Lundi 2 Novembre 2015

Le professeur Oumar Sankharé souffrait de la lâcheté de ses collègues et du sectarisme d’ayatollahs qui n’ont pas hésité à menacer sa vie après la publication de son ouvrage "La culture grecque et le Coran"


C’est avec une profonde consternation que j’ai appris le décès d’Oumar Sankharé, professeur emblématique de Lettres classiques et de Grammaire à l’Université Cheikh Anta Diop de Dakar. Ainsi la communauté universitaire sénégalaise subit la perte de l’un de ses piliers, un homme brillant, humain, sincère et plein de convictions.

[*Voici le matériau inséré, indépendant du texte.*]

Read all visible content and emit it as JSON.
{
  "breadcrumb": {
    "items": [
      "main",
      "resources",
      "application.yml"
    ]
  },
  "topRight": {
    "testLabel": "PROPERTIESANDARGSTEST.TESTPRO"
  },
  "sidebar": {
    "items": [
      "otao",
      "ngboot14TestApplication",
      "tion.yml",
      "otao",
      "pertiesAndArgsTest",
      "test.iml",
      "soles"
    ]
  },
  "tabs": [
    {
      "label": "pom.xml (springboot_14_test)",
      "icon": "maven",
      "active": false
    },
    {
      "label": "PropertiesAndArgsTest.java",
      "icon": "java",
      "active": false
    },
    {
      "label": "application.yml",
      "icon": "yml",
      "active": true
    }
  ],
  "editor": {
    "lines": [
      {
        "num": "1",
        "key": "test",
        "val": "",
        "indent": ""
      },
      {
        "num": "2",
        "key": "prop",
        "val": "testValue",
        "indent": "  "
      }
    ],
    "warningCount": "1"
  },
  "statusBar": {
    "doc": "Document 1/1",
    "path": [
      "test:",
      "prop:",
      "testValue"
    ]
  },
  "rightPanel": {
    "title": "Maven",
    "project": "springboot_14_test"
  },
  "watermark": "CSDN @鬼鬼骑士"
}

Dans la lignée de celle des grands penseurs, cette disparition m’attriste à deux niveaux : d’abord la perte d’un homme d’exception d’une rare gentillesse humilié par la République, ensuite le vide qu’il laisse après tant d’autres disparitions de sommités intellectuelles tout aussi préjudiciables pour l’université sénégalaise. Sa disparition accroît encore plus l’absence de vrais référents intellectuels, et nous met face à un vide inquiétant dans lequel l’intelligentsia universitaire, absente des grands rendez-vous de notre société, s’enfonce chaque jour un peu plus.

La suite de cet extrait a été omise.